The number of major anti-Semitic incidents worldwide rose by 18 percent in 2019 over the previous year, according to a newly released report from Tel Aviv University, the Kantor Center for the Study of European Jewry and the European Jewish Congress.

According to the report, 456 acts of “major violent cases” of anti-Semitism were reported worldwide, as compared to 387 in 2018. Seven Jews were killed in the attacks.

Those cases included:

  • The shooting rampage at the Chabad of Poway in Southern California on April 27, the last day of Passover, in which one 60-year-old congregant, Lori Kaye, was murdered and three others, including senior Rabbi Yisroel Goldstein, were injured;
  • The Yom Kippur shooting attack on a synagogue in Halle, Germany, on Oct. 9;
  • The Dec. 10 shooting at a kosher grocery in Jersey City, N.J., in December, in which four people, including two Chassidic Jews, a store employee and a police officer, were killed; and,
  • The machete attack on Hanukkah the home of rabbi in Monsey, N.Y., which injured multiple guests and led to the recent death of Yosef Neumann from injuries sustained in the attack.

The increase in attacks is a “sharp rise, especially in view of the considerable decline in such cases during the years 2015-2017,” the report stated. “At least 169 persons (37 percent of major violent cases) were physically attacked, mostly in public spaces … a relatively new phenomenon, already noted in 2018 in France.”

The report also pointed out that anti-Semitic expressions “continue to infiltrate from the fringes of society into the mainstream,” and that there is a “growing disparity” between what is happening on the ground and governmental efforts to stop anti-Semitism.

It singled out what it called “troubling trends.”

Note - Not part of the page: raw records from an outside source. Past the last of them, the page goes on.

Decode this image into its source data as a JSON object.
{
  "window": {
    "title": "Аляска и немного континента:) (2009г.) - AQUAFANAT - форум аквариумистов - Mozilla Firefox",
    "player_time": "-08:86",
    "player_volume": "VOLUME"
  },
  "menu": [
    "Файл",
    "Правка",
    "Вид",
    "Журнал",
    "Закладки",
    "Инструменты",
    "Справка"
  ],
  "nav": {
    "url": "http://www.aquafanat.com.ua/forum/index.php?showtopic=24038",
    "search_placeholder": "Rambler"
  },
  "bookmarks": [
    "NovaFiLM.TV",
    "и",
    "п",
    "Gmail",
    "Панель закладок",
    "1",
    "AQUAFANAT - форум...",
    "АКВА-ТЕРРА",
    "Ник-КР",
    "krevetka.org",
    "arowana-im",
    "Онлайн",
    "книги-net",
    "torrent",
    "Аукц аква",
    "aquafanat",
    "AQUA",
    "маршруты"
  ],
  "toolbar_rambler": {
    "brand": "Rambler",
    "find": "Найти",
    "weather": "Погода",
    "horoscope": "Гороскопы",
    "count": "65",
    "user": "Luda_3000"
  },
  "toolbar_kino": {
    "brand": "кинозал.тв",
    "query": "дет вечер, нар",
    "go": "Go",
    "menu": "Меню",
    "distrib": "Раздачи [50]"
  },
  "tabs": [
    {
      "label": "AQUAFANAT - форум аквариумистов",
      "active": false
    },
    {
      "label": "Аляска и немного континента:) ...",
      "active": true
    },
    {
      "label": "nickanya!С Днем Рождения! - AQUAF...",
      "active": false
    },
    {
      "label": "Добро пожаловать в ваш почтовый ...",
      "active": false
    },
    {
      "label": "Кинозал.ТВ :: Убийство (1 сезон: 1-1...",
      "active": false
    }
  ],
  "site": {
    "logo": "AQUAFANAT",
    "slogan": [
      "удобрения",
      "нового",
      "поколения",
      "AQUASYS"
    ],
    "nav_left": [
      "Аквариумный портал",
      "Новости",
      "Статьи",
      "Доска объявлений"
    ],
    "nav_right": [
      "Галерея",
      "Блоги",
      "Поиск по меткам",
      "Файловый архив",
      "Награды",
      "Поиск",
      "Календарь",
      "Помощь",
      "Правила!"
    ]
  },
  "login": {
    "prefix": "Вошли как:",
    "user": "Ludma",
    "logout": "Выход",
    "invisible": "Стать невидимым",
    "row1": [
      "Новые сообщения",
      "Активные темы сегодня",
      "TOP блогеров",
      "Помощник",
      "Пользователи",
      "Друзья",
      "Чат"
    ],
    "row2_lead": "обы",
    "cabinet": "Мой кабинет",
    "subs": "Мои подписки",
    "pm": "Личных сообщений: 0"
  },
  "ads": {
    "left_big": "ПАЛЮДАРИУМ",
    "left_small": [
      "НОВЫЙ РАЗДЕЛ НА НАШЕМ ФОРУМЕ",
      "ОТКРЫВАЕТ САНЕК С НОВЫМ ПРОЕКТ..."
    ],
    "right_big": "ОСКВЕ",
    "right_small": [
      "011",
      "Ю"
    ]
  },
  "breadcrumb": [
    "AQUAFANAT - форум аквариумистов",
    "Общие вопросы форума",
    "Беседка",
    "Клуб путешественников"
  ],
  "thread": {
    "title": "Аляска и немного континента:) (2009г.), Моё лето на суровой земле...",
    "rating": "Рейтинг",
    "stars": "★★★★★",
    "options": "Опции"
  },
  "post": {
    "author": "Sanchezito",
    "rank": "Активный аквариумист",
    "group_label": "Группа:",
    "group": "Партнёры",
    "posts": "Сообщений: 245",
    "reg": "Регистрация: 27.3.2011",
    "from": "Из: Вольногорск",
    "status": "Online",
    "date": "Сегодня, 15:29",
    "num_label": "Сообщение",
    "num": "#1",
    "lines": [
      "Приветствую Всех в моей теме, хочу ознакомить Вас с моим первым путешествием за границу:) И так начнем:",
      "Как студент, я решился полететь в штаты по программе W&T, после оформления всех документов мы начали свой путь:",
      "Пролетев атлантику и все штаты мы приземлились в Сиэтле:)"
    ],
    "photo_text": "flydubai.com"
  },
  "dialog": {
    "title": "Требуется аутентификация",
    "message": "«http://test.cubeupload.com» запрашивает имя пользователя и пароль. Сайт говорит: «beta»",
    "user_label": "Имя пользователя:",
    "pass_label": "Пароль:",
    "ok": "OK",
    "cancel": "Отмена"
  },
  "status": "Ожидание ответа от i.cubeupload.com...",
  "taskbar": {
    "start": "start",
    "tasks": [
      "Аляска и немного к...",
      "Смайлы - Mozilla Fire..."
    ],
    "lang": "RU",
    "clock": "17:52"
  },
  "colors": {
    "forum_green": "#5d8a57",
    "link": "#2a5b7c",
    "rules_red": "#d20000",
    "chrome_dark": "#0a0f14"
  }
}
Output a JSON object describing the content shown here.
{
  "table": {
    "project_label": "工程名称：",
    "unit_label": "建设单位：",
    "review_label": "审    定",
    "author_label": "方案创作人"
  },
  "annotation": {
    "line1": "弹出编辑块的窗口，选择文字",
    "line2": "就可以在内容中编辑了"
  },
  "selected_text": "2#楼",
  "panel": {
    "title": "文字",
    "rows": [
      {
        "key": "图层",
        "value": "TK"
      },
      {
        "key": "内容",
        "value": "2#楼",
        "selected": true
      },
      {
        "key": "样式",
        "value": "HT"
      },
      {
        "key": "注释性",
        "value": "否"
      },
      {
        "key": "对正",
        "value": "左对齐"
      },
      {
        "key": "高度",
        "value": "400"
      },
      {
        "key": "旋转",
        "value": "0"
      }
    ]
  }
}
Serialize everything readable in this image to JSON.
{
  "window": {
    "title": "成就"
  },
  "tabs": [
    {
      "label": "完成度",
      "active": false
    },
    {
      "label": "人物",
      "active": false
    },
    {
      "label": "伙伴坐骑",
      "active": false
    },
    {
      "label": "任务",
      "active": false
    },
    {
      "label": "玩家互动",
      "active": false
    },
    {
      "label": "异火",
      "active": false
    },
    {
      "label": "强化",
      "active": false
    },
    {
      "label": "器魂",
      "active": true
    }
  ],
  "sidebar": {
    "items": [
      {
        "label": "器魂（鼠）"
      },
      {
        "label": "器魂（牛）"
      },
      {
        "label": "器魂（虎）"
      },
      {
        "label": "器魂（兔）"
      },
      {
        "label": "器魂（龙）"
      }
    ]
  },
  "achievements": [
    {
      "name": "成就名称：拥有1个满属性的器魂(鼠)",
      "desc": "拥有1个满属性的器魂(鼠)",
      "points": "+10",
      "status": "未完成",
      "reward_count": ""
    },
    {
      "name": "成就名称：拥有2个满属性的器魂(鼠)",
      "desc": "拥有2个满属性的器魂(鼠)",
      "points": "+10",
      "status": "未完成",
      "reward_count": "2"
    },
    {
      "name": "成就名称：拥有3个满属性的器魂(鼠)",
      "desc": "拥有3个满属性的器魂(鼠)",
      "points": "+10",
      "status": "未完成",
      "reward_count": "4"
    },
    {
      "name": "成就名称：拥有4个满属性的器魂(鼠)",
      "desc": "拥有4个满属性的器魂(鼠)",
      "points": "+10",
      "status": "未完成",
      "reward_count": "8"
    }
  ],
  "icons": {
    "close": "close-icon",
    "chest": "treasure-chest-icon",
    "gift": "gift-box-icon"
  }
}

In Germany, the report noted, police recorded some 1,839 anti-Semitic incidents in 2019, an average of five per day. While in the United States, “a new phenomenon is emerging, one of increased violent anti-Semitic manifestations, with shooting sprees and numerous casualties, inspired by right-wing ideologies as well as by certain groups within the Black Hebrew Israelites and the Nation of Islam.”

Though the report focused primarily on incidents in 2019, it did lay out concerns about anti-Semitic incidents related to the coronavirus outbreak, as it is already seeing this play out among extreme-right activists, Islamists and the far-left. Canards online and elsewhere include the accusation that Jews are conspiring to undermine the world’s economic stability, have already created a vaccine, or developed the virus to attack Iranians and Muslims.

The report added that “besides these accusations, the calls to attack Jews have acquired a new dimension. The FBI warned against calls coming from neo-Nazis and white supremacists to spread the contagion among Jews, by using quite ugly personal interactions. Moreover, cyber attacks on Jewish institutions and groups trying to congregate online are a novel trend resulting from the increasing use of different digital social platforms.”

However, the report did aim to put the impact of the coronavirus and the hate associated with it in “proportion.”

“ … blaming Jews for ‘why things go wrong,’ as stated in the IHRA [International Holocaust Remembrance Alliance] 2016 Working Definition of anti-Semitism is a common practice as old as anti-Semitism, therefore, these manifestations do not represent a new development,” stated the report. It also noted that others including people of Asian descent are also being targeted by some groups.

In its conclusion, the report’s authors sum up their findings with questions: “Will 2020 continue the trend observed in 2019 of violence and abusive language against Jews, or that of growing awareness and finding solutions? Will the coronavirus crisis result in more accusations of the lowest kind against the Jewish people and its state, or will the understanding prevail that the fate of all mankind is intertwined, and that there is no way out of it but in cooperation and mutual support?”